Feitas as “censuras”, Macedo dispensa elogios ao poeta, como se desejasse reforçar a introdução das críticas. Revela que há muito tempo não lia um livro de poemas que lhe encantasse tanto pelo que ele “tem em si, e pelo que promete para o futuro”. Finalmente, recomenda-o aos seus leitores pelas seguintes qualidades encontradas na obra: “[...] inspiração; facilidade de metrificação; estudo e conhecimento da língua; originalidade” (1862, t 15, p. 124).

As duas últimas manifestações críticas selecionadas do tomo 15 demarcam mais uma vez os ideais de moral e patriotismo de Macedo. O primeiro encontra-se na forma como o autor faz a divulgação da tradução da obra Educação das meninas, de Fenelon; realizada pela “sra. D.” Anna E. Lopes Cadaval. Como afirma Macedo, é “digno de uma senhora o zelo generoso e nobre pelo seu sexo”. Já o ideal patriótico está, mais uma vez, na divulgação de um Estudo da gramática portuguesa, realizada por José Ortiz.
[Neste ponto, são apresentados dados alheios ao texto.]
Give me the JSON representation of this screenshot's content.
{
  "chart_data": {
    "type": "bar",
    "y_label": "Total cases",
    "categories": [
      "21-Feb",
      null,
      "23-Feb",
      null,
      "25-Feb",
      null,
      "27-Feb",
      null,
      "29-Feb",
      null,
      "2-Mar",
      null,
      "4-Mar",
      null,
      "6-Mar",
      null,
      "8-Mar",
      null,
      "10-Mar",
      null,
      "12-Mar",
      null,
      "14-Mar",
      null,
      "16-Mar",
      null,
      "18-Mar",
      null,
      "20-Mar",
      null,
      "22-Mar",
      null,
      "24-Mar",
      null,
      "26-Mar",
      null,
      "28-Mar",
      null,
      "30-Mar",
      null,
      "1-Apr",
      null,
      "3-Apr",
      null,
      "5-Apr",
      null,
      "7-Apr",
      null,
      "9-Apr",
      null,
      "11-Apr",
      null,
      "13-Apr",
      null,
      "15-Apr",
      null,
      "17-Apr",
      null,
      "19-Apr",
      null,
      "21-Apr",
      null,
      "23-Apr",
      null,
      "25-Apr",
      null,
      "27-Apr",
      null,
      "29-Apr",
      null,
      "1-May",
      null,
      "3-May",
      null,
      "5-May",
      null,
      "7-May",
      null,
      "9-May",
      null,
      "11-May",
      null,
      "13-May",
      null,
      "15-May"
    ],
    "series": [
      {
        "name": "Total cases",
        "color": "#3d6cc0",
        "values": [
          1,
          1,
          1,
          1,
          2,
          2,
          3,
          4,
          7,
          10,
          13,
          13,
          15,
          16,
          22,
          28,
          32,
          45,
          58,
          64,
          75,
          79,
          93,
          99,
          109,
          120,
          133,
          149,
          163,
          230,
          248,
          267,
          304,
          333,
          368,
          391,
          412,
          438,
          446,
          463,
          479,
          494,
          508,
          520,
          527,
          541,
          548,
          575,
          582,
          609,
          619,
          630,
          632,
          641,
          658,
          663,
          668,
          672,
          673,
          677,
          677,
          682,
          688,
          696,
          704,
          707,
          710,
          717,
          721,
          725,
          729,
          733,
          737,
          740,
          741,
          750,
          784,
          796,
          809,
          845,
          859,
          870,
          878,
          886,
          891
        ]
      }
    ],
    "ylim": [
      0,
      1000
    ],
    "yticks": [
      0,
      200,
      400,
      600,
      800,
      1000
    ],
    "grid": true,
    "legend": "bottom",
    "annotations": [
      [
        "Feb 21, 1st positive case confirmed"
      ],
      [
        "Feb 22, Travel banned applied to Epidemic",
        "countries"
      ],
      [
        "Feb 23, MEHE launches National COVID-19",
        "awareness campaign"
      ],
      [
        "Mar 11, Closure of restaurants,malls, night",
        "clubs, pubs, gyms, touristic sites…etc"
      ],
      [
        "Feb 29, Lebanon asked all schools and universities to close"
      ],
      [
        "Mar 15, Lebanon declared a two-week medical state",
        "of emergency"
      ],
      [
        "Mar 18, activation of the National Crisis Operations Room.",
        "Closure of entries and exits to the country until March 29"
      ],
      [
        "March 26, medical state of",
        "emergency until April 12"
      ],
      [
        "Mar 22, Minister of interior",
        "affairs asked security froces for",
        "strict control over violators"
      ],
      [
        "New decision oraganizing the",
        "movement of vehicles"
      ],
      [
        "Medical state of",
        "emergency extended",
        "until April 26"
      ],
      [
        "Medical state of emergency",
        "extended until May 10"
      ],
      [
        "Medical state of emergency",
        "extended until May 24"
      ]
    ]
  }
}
Seria redundante adentrar na discussão que Macedo faz dessa obra, porque o posicionamento do crítico é o mesmo adotado na apresentação dos Compêndios de Gramática Portuguesa.

A primeira manifestação crítica literária extraída do tomo 16 refere-se a um importante nome do Romantismo Brasileiro, Domingos José Gonçalves de Magalhães (1811-1882). Macedo, que o via com “bons olhos”, considera pecado grave esquecer de dedicar umas páginas da “crônica da quinzena” ao ilustre intelectual. O crítico da Revista Popular apela para o aspecto ultra-romântico das composições de Magalhães; conforme argumenta, não existe quem ouça as poesias de Magalhães sem que derrame lágrimas.
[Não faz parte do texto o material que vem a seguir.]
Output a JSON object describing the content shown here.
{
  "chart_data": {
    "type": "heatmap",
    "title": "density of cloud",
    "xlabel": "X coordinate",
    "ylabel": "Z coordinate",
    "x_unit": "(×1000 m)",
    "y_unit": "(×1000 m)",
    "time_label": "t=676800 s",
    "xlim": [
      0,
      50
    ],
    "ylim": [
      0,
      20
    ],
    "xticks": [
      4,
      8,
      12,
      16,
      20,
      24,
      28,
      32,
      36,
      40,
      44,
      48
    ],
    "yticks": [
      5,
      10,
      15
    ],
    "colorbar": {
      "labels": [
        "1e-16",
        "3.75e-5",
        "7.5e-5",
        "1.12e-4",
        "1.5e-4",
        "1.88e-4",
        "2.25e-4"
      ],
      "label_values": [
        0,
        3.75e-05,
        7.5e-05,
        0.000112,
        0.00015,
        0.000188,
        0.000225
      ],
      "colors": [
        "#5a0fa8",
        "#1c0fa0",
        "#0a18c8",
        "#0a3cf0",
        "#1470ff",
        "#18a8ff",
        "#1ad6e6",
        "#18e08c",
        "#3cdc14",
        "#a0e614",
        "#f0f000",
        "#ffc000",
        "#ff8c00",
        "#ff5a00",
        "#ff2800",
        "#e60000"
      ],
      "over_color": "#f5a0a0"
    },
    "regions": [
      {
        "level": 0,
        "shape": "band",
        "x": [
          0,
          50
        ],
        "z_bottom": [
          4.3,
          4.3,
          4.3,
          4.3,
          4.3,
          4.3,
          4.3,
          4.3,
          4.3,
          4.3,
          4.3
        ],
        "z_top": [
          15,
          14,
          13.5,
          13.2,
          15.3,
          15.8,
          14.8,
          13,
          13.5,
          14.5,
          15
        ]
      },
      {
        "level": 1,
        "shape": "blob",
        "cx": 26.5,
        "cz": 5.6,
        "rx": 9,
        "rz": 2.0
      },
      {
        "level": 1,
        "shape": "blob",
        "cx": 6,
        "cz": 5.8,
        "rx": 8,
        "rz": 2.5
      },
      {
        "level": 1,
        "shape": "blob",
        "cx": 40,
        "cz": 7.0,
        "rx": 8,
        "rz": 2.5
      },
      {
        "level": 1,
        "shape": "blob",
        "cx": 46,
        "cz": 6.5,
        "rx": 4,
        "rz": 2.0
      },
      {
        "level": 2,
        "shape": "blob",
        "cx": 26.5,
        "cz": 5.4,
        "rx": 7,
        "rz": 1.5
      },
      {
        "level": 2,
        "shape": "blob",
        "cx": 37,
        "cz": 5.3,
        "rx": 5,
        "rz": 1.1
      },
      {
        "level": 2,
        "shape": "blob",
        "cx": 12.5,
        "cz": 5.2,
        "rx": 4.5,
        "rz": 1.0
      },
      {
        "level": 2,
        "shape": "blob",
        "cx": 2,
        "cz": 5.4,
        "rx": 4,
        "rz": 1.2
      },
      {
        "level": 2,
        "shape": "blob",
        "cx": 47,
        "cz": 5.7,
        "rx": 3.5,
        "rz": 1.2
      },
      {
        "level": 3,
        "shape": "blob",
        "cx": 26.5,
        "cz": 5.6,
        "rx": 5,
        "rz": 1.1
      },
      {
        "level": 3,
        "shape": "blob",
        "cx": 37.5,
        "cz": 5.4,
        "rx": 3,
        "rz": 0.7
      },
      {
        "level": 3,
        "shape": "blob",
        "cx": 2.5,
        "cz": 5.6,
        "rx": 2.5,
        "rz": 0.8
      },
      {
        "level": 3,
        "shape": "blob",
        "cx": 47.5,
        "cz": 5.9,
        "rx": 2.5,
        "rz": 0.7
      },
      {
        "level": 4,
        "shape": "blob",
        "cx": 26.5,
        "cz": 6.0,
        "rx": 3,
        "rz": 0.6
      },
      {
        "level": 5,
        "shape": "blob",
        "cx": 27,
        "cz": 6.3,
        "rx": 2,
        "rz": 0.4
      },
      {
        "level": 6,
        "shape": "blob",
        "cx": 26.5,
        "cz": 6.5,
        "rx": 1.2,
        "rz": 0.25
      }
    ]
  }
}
A introdução laudatória antecede a apresentação do livro Urânia e vem recheada de adjetivos, tais como: “ilustre”, “cantor”, “patriota”, “pai”, “estimado”, “aplaudido”... Observamos a insistência em convencer aos leitores da compra e da leitura da obra, mesma argumentação utilizada na resenha do romance Os mistérios da roça. Contudo, enquanto na divulgação do romance Macedo apela para a importância do conhecimento da cultura da roça que a obra oferece, na divulgação dos poemas de Magalhães, recorre à personalidade consagrada do autor e de maneira romântica, O Velho ressalta que o livro, ao qual “o ilustre poeta acaba de dar a luz”, é consagrado a Urânia - “preciosa grinalda, na qual cada uma das flores representa o amor” (1862, t. 16, p. 58).
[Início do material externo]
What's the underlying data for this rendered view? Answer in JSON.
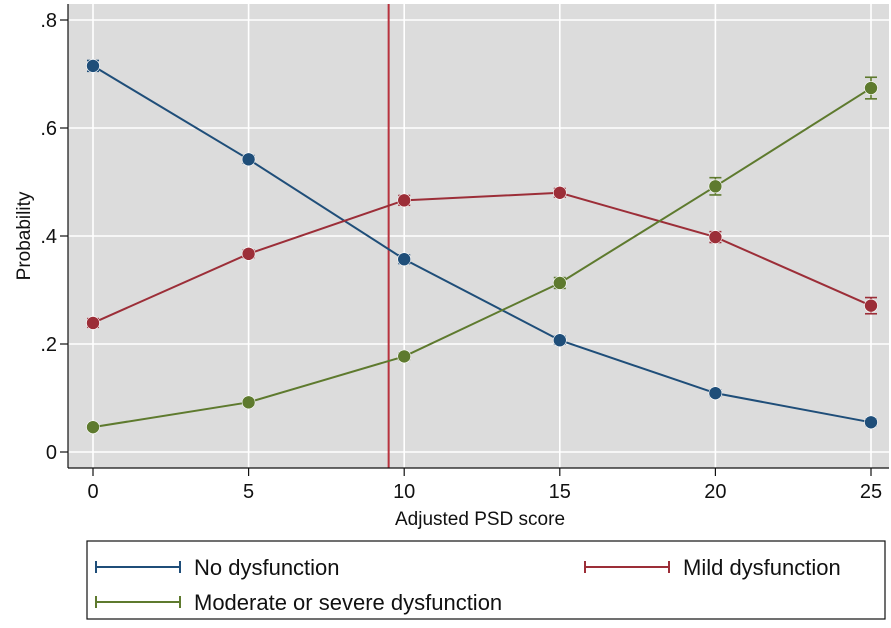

Quando acreditamos que o crítico vai fazer uma análise mais profunda dos poemas, encontramos a mesma desculpa dada nas críticas ou apreciações anteriores. Notemos a seguir o parágrafo que nos faz acreditar no início de uma crítica menos superficial e, em seguida, vejamos a quebra dessa expectativa:

Mas o poeta não quer nem pede triunfos nem glória aos homens; embebe-se todo no sentimento que todo o ocupa e domina, canta o seu amor pelo seu amor; o seu triunfo pelo seu triunfo e a sua glória é um sorriso de urânia, e aos seus pés de urânia somente vão depositar-se as palmas dos seus triunfos [...].

Um juízo crítico sobre este livro exigiria longas apreciações, que não cabem nos limites da minha “crônica da quinzena” (1862, t. 16, p. 59).

Após uma brevíssima observação sobre a difícil tarefa de ser simples nas composições poéticas, Macedo encerra bruscamente seu parecer, convicto que já não se encontra mais em pecado: “Concluo recomendando a leitura da Urânia” (1862, t. 16, p. 60).

A próxima manifestação crítica trata de um outro importante nome do Romantismo, Luís Carlos Martins Pena (1815-1848), introdutor do teatro de costumes no Brasil. Quando O Velho escreve esse texto, Martins Pena já havia falecido há quatorze anos; por isso, inicia chamando o dramaturgo de “o defunto Pena”. Porém, o que nos chama a atenção não é a forma como o escritor inicia seu discurso, mas sim o objetivo que ele pretende atingir ao citar Os irmãos das almas: sua crítica está voltada para a recepção do público e não para o autor, como ocorre nas anteriores.

Macedo não recomenda a leitura da comédia, apenas questiona a sua recepção negativa: “Provavelmente houve quem acusasse de exagerado o bom autor dramático, e dissesse que ele carregara a mão na pintura que fez dos pedintes de opa e bacia” (1862, t. 16, p. 123). O escritor discorda dessa crítica e acrescenta que, após quatorze anos da morte de Martins Pena, apenas um fato mudou, ou “progrediu”, o uso de guarda sol para proteger o “irmão das almas”. [7] È claro que Macedo não utilizou a opinião do público como crítico literário preocupado com a recepção da obra, mesmo porque isso só ocorre efetivamente a partir dos anos 60 do século XX. Todavia, O Velho usa a literatura para questionar sua sociedade, fato que ocorrerá em outros textos do autor.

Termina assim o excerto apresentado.